Conserver un tel empire serait extrêmement compliqué pour n’importe quel Etat mais pas pour Venise qui, grâce à son Arsenal, dispose d’une quantité importante de navires de guerre ainsi que d’équipages professionnels déterminant notamment lors de la bataille de Lépante le 7 octobre 1571. Ainsi, l’on comprend que si Venise s’est tournée vers le commerce, c’est pour deux raisons: la première est qu’elle en avait les moyens du fait de sa flotte et de sa situation géographique favorable, la seconde est que ne disposant pas d’assez de ressources sur terre, c’était alors pour elle le seul moyen de gagner suffisamment d’or pour garder son indépendance : on parle d’une thalassocratie. 

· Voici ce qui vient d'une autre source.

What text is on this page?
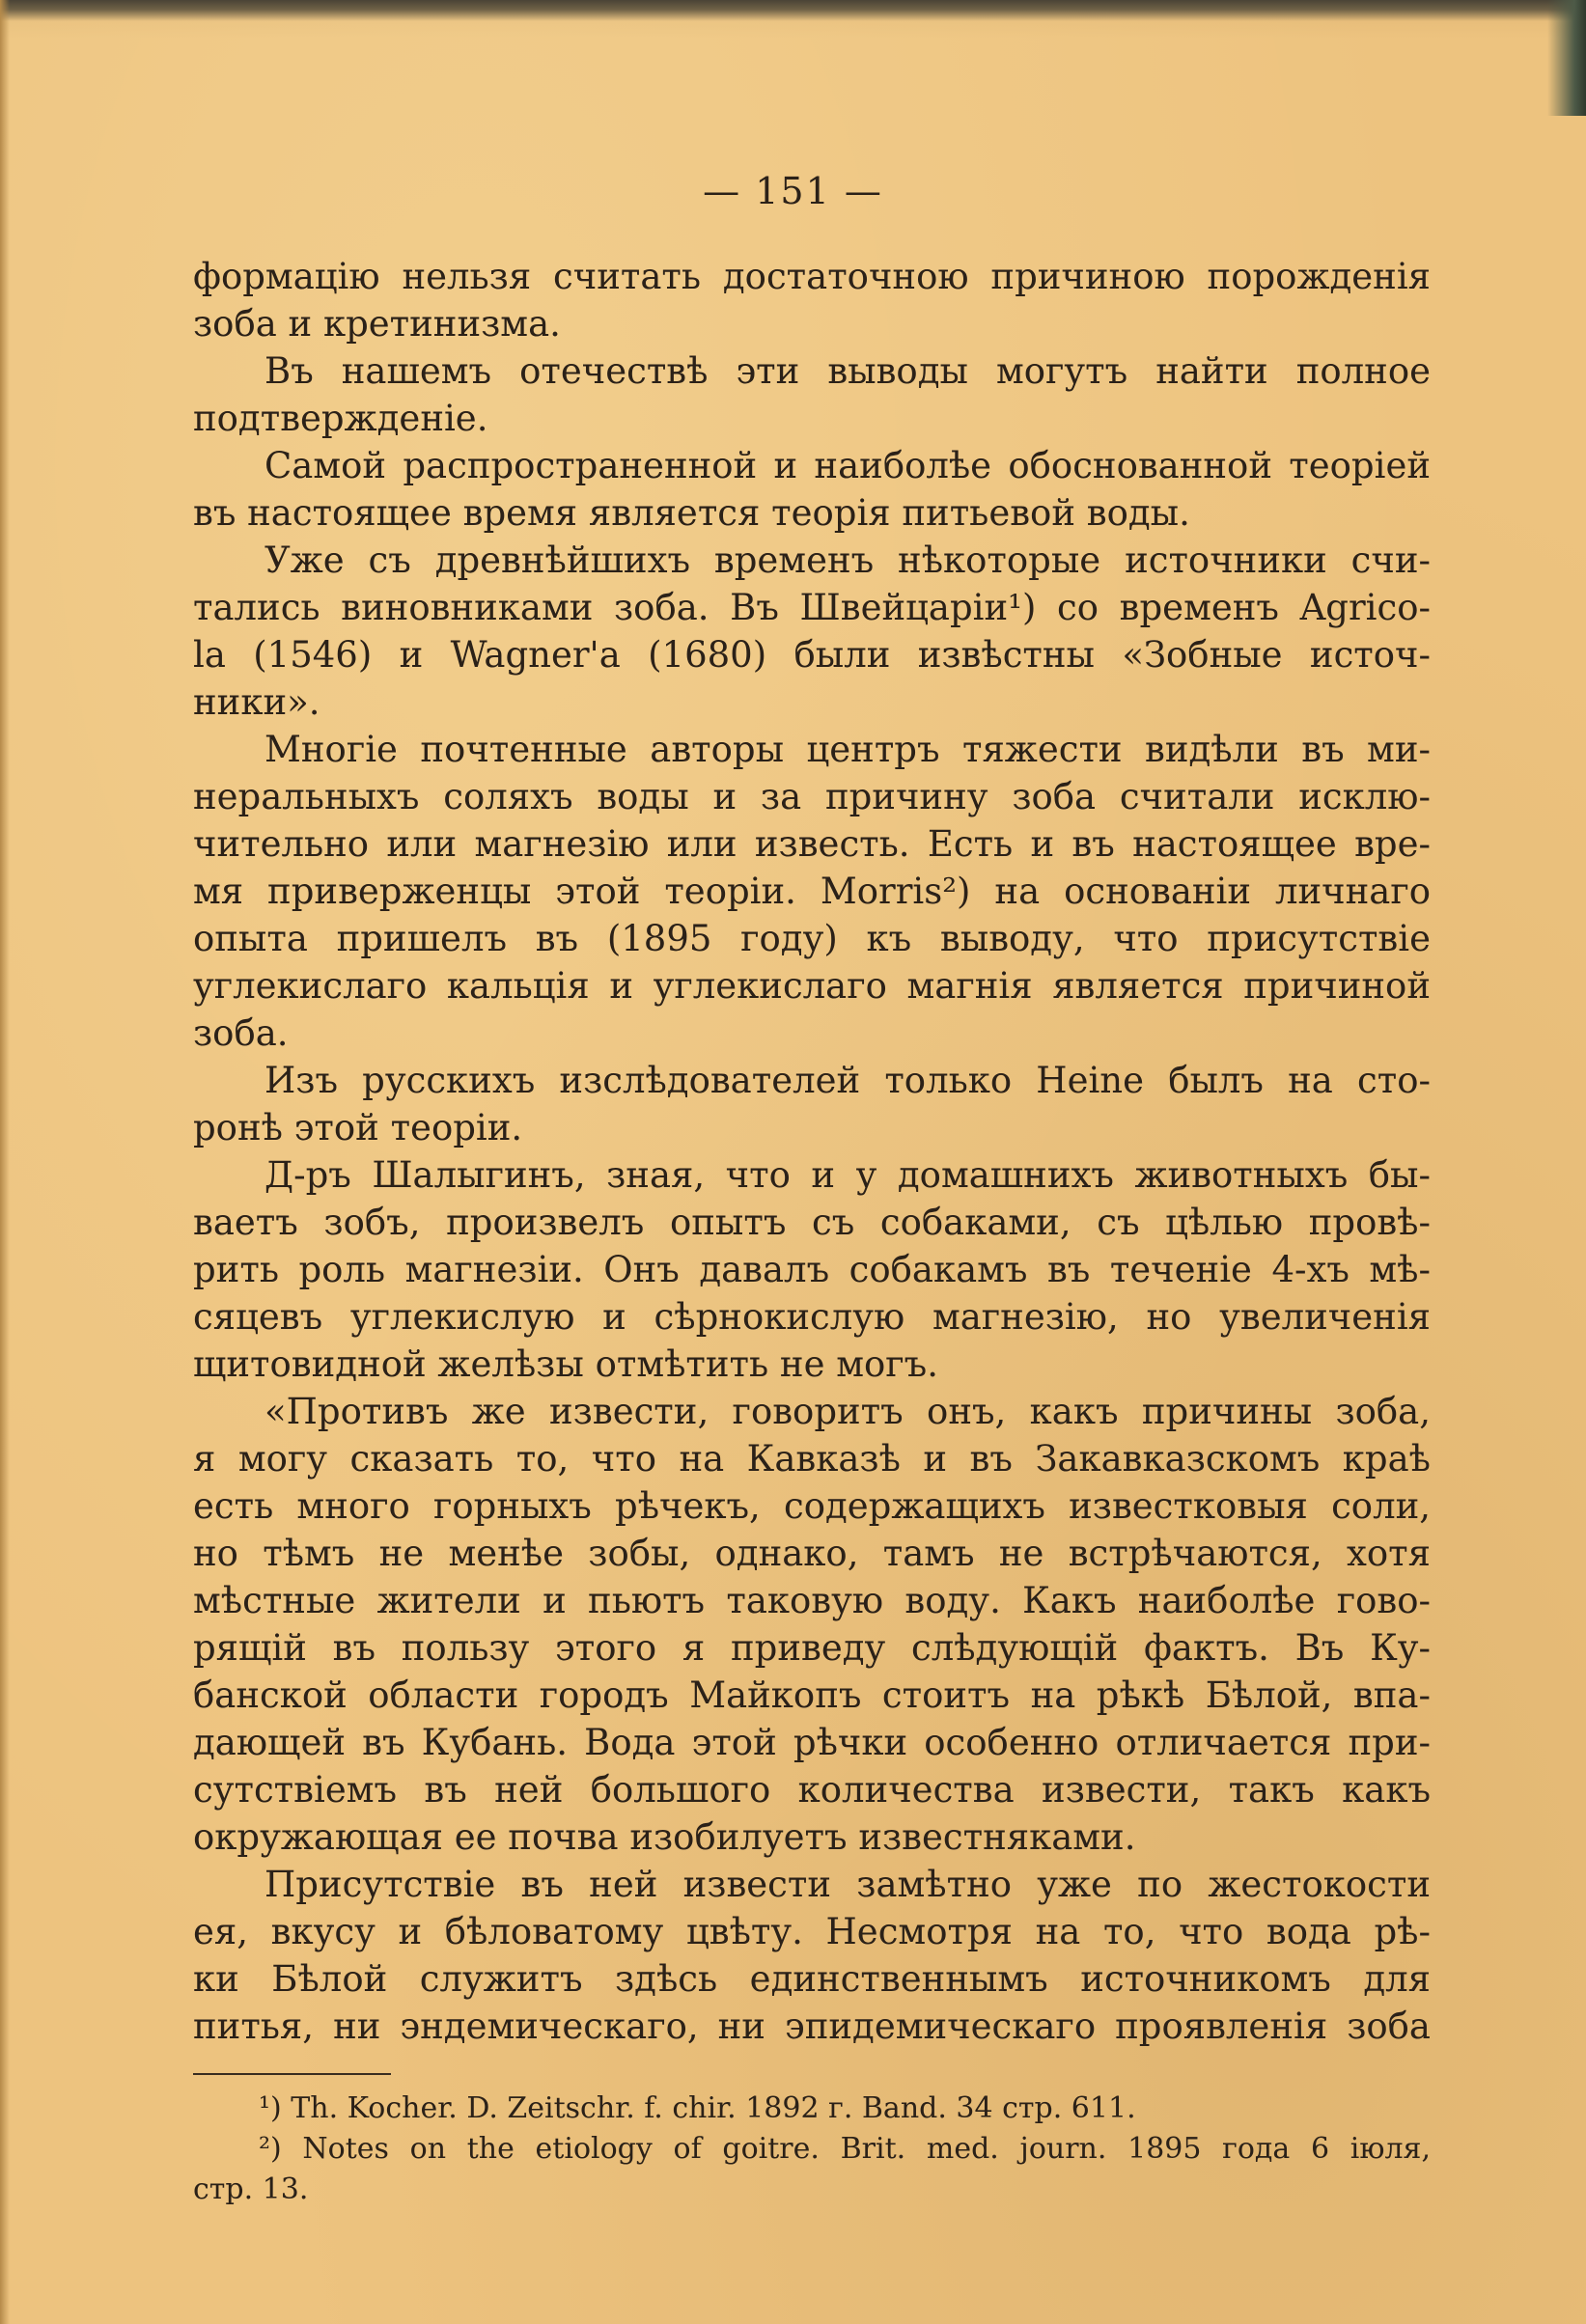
— 151 —
формацію нельзя считать достаточною причиною порожденія
зоба и кретинизма.
Въ нашемъ отечествѣ эти выводы могутъ найти полное
подтвержденіе.
Самой распространенной и наиболѣе обоснованной теоріей
въ настоящее время является теорія питьевой воды.
Уже съ древнѣйшихъ временъ нѣкоторые источники счи-
тались виновниками зоба. Въ Швейцаріи¹) со временъ Agrico-
la (1546) и Wagner'a (1680) были извѣстны «Зобные источ-
ники».
Многіе почтенные авторы центръ тяжести видѣли въ ми-
неральныхъ соляхъ воды и за причину зоба считали исклю-
чительно или магнезію или известь. Есть и въ настоящее вре-
мя приверженцы этой теоріи. Morris²) на основаніи личнаго
опыта пришелъ въ (1895 году) къ выводу, что присутствіе
углекислаго кальція и углекислаго магнія является причиной
зоба.
Изъ русскихъ изслѣдователей только Heine былъ на сто-
ронѣ этой теоріи.
Д-ръ Шалыгинъ, зная, что и у домашнихъ животныхъ бы-
ваетъ зобъ, произвелъ опытъ съ собаками, съ цѣлью провѣ-
рить роль магнезіи. Онъ давалъ собакамъ въ теченіе 4-хъ мѣ-
сяцевъ углекислую и сѣрнокислую магнезію, но увеличенія
щитовидной желѣзы отмѣтить не могъ.
«Противъ же извести, говоритъ онъ, какъ причины зоба,
я могу сказать то, что на Кавказѣ и въ Закавказскомъ краѣ
есть много горныхъ рѣчекъ, содержащихъ известковыя соли,
но тѣмъ не менѣе зобы, однако, тамъ не встрѣчаются, хотя
мѣстные жители и пьютъ таковую воду. Какъ наиболѣе гово-
рящій въ пользу этого я приведу слѣдующій фактъ. Въ Ку-
банской области городъ Майкопъ стоитъ на рѣкѣ Бѣлой, впа-
дающей въ Кубань. Вода этой рѣчки особенно отличается при-
сутствіемъ въ ней большого количества извести, такъ какъ
окружающая ее почва изобилуетъ известняками.
Присутствіе въ ней извести замѣтно уже по жестокости
ея, вкусу и бѣловатому цвѣту. Несмотря на то, что вода рѣ-
ки Бѣлой служитъ здѣсь единственнымъ источникомъ для
питья, ни эндемическаго, ни эпидемическаго проявленія зоба
¹) Th. Kocher. D. Zeitschr. f. chir. 1892 г. Band. 34 стр. 611.
²) Notes on the etiology of goitre. Brit. med. journ. 1895 года 6 іюля,
стр. 13.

Concernant Gênes, il existe un dicton pour qualifier sa population durant le Moyen-âge : Genuansis, ergo mercator ou, traduit en français, Gênois donc marchand. L’histoire de la république de Gênes commence assez ironiquement par sa destruction. En effet, en 643, les lombards vont conquérir la Ligurie et raser la ville. Il faudra attendre 15 ans pour que la ville soit reconstruite et gagne une certaine indépendance au sein du royaume. Cela se caractérisera par sa non-annexion au Saint Empire Romain Germanique de Charlemagne, ne constituant qu’un simple territoire de jure. La principale conséquence est la non adhésion au système féodal – comme pour Venise – qui est alors le modèle dans toute l’Europe Occidentale. Gênes devient de ce fait une république oligarchique, avec la mise en place d’un système de trois consuls.

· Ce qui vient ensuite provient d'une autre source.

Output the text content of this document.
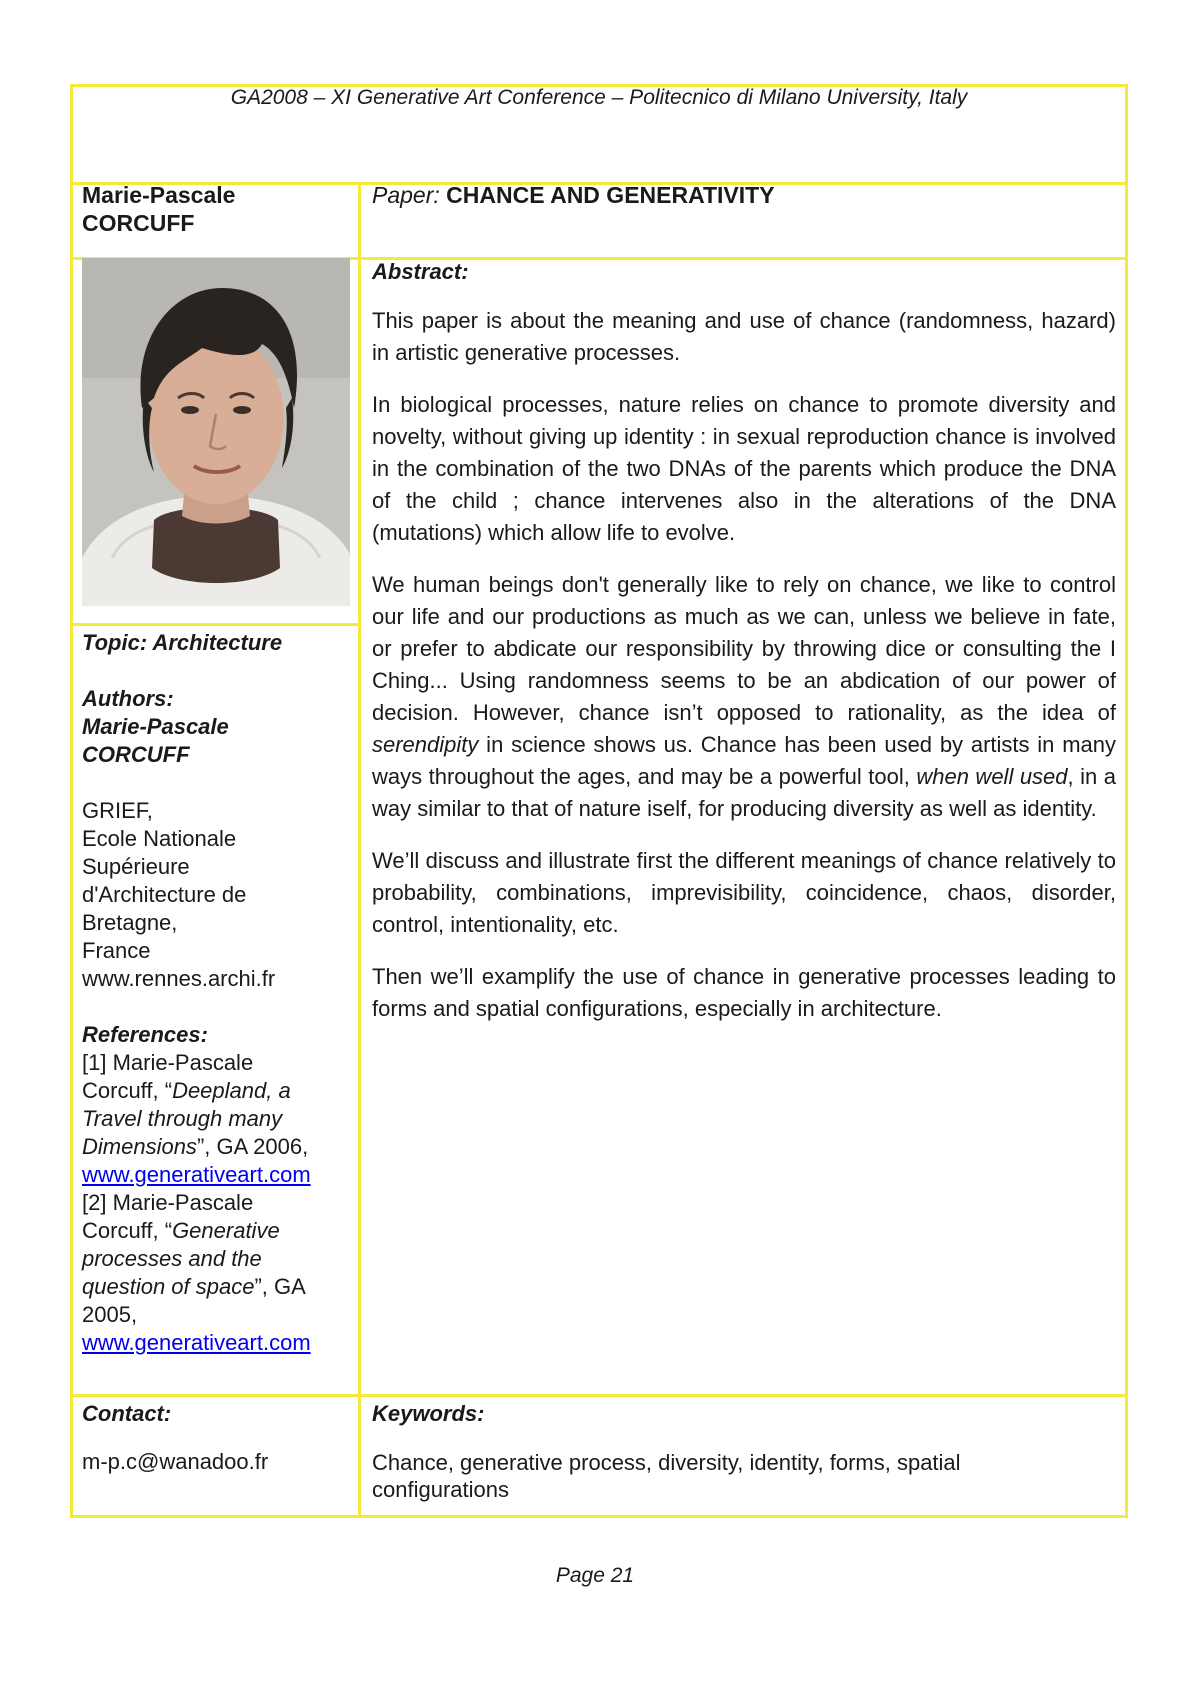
GA2008 – XI Generative Art Conference – Politecnico di Milano University, Italy
Marie-Pascale
CORCUFF
Paper: CHANCE AND GENERATIVITY
Topic: Architecture
Authors:
Marie-Pascale
CORCUFF
GRIEF,
Ecole Nationale
Supérieure
d'Architecture de
Bretagne,
France
www.rennes.archi.fr
References:
[1] Marie-Pascale
Corcuff, “Deepland, a
Travel through many
Dimensions”, GA 2006,
www.generativeart.com
[2] Marie-Pascale
Corcuff, “Generative
processes and the
question of space”, GA
2005,
www.generativeart.com
Abstract:

This paper is about the meaning and use of chance (randomness, hazard) in artistic generative processes.

In biological processes, nature relies on chance to promote diversity and novelty, without giving up identity : in sexual reproduction chance is involved in the combination of the two DNAs of the parents which produce the DNA of the child ; chance intervenes also in the alterations of the DNA (mutations) which allow life to evolve.

We human beings don't generally like to rely on chance, we like to control our life and our productions as much as we can, unless we believe in fate, or prefer to abdicate our responsibility by throwing dice or consulting the I Ching... Using randomness seems to be an abdication of our power of decision. However, chance isn’t opposed to rationality, as the idea of serendipity in science shows us. Chance has been used by artists in many ways throughout the ages, and may be a powerful tool, when well used, in a way similar to that of nature iself, for producing diversity as well as identity.

We’ll discuss and illustrate first the different meanings of chance relatively to probability, combinations, imprevisibility, coincidence, chaos, disorder, control, intentionality, etc.

Then we’ll examplify the use of chance in generative processes leading to forms and spatial configurations, especially in architecture.

Contact:
m-p.c@wanadoo.fr
Keywords:
Chance, generative process, diversity, identity, forms, spatial configurations
Page 21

Gênes par Jan Massys of Metsys.

La raison pour laquelle Gênes va devenir une république marchande est simple: elle dispose d’un sol très pauvre et sans les richesses qui sont apportées par le commerce, il lui serait impossible de nourrir sa population. De ce fait, la ville se tourne vers la mer et devient une thalassocratie comme Venise et Athènes. Elle écrasera alors sa concurrente en Méditerranée Occidentale, Pise, en 1284 lors de la bataille de Méloria, et se créera un empire colonial qui s’étendra à la fois dans sa sphère d’influence locale, c’est-à-dire en Corse et en Sardaigne, mais également hors de la Méditerranée, comme à Caffa. Contrairement à Venise qui possède des institutions politiques stables du fait d’une certaine discipline collective de ses marchands acceptant la domination de l’Etat, ce ne sera pas le cas de Gênes. En effet, il y a un très fort individualisme à Gênes, ce qui provoquera une énorme instabilité politique du fait de complots et d’intrigues,  tout cela débouchant sur un affaiblissement de la cité, ce dont Venise saura profiter.

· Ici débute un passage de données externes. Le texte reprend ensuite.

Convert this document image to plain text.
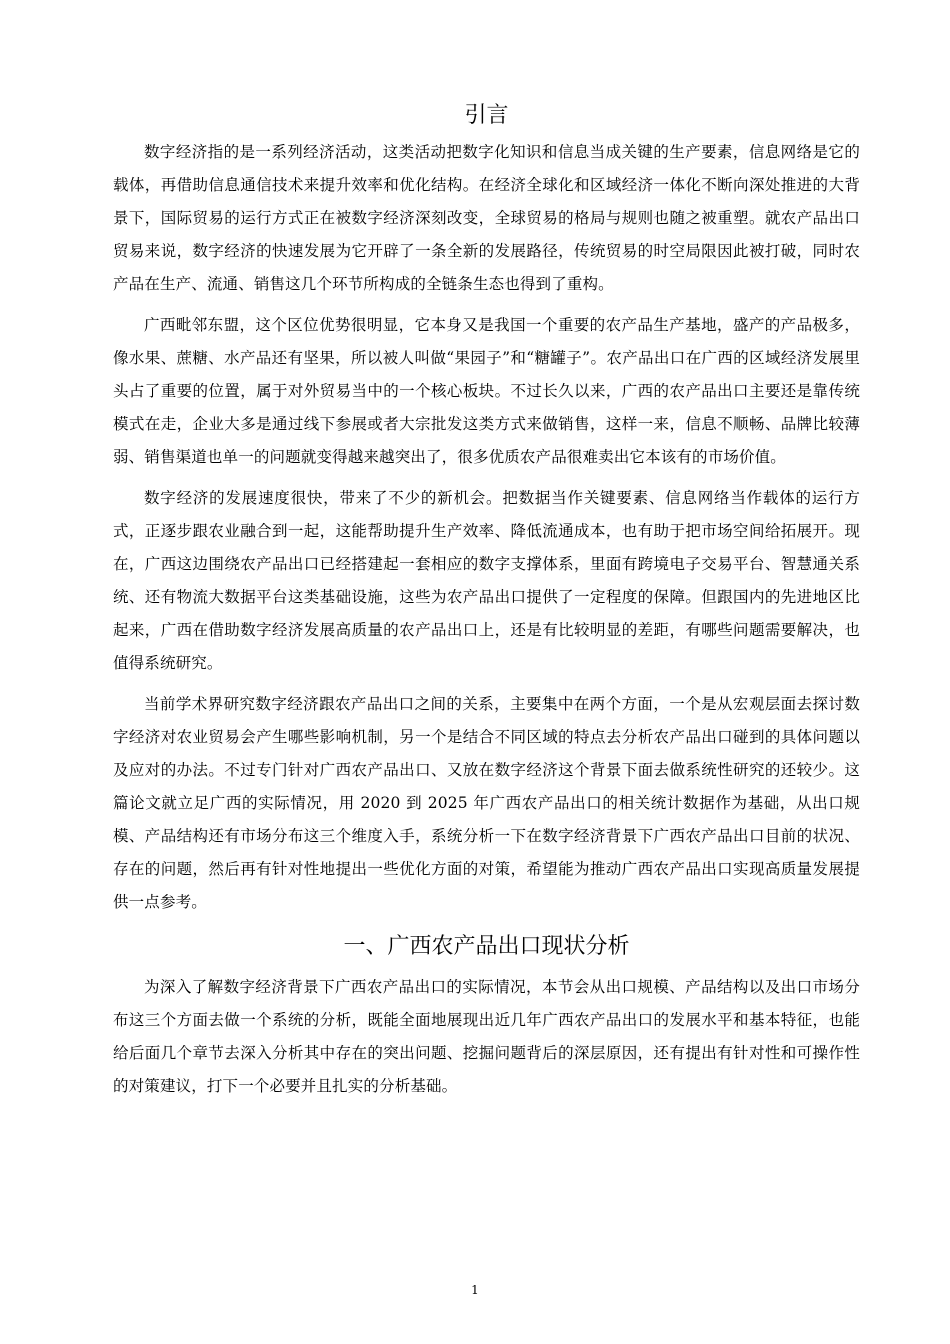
引言

数字经济指的是一系列经济活动，这类活动把数字化知识和信息当成关键的生产要素，信息网络是它的载体，再借助信息通信技术来提升效率和优化结构。在经济全球化和区域经济一体化不断向深处推进的大背景下，国际贸易的运行方式正在被数字经济深刻改变，全球贸易的格局与规则也随之被重塑。就农产品出口贸易来说，数字经济的快速发展为它开辟了一条全新的发展路径，传统贸易的时空局限因此被打破，同时农产品在生产、流通、销售这几个环节所构成的全链条生态也得到了重构。

广西毗邻东盟，这个区位优势很明显，它本身又是我国一个重要的农产品生产基地，盛产的产品极多，像水果、蔗糖、水产品还有坚果，所以被人叫做“果园子”和“糖罐子”。农产品出口在广西的区域经济发展里头占了重要的位置，属于对外贸易当中的一个核心板块。不过长久以来，广西的农产品出口主要还是靠传统模式在走，企业大多是通过线下参展或者大宗批发这类方式来做销售，这样一来，信息不顺畅、品牌比较薄弱、销售渠道也单一的问题就变得越来越突出了，很多优质农产品很难卖出它本该有的市场价值。

数字经济的发展速度很快，带来了不少的新机会。把数据当作关键要素、信息网络当作载体的运行方式，正逐步跟农业融合到一起，这能帮助提升生产效率、降低流通成本，也有助于把市场空间给拓展开。现在，广西这边围绕农产品出口已经搭建起一套相应的数字支撑体系，里面有跨境电子交易平台、智慧通关系统、还有物流大数据平台这类基础设施，这些为农产品出口提供了一定程度的保障。但跟国内的先进地区比起来，广西在借助数字经济发展高质量的农产品出口上，还是有比较明显的差距，有哪些问题需要解决，也值得系统研究。

当前学术界研究数字经济跟农产品出口之间的关系，主要集中在两个方面，一个是从宏观层面去探讨数字经济对农业贸易会产生哪些影响机制，另一个是结合不同区域的特点去分析农产品出口碰到的具体问题以及应对的办法。不过专门针对广西农产品出口、又放在数字经济这个背景下面去做系统性研究的还较少。这篇论文就立足广西的实际情况，用 2020 到 2025 年广西农产品出口的相关统计数据作为基础，从出口规模、产品结构还有市场分布这三个维度入手，系统分析一下在数字经济背景下广西农产品出口目前的状况、存在的问题，然后再有针对性地提出一些优化方面的对策，希望能为推动广西农产品出口实现高质量发展提供一点参考。

一、广西农产品出口现状分析

为深入了解数字经济背景下广西农产品出口的实际情况，本节会从出口规模、产品结构以及出口市场分布这三个方面去做一个系统的分析，既能全面地展现出近几年广西农产品出口的发展水平和基本特征，也能给后面几个章节去深入分析其中存在的突出问题、挖掘问题背后的深层原因，还有提出有针对性和可操作性的对策建议，打下一个必要并且扎实的分析基础。

1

Affrontements et échanges en Méditerranée.

Il faut maintenant aborder la cité de Florence créée par Jules César au cours du Ier siècle avant Jésus-Christ. Dépeuplée lors de la conquête lombarde, il faudra attendre la conquête carolingienne pour que la ville regagne de l’importance en devenant le chef-lieu d’un comté. La ville adopte alors un système féodal contrairement à Gênes et à Venise. Si la ville va rester dans le Saint-Empire-Romain-Germanique, elle ne sera qu’une simple marche, c’est-à-dire disposant d’un régime juridique particulier qui lui garantit une certaine indépendance. Elle finira lentement mais sûrement par devenir une république oligarchique comme les autres Cités-Etats italiennes.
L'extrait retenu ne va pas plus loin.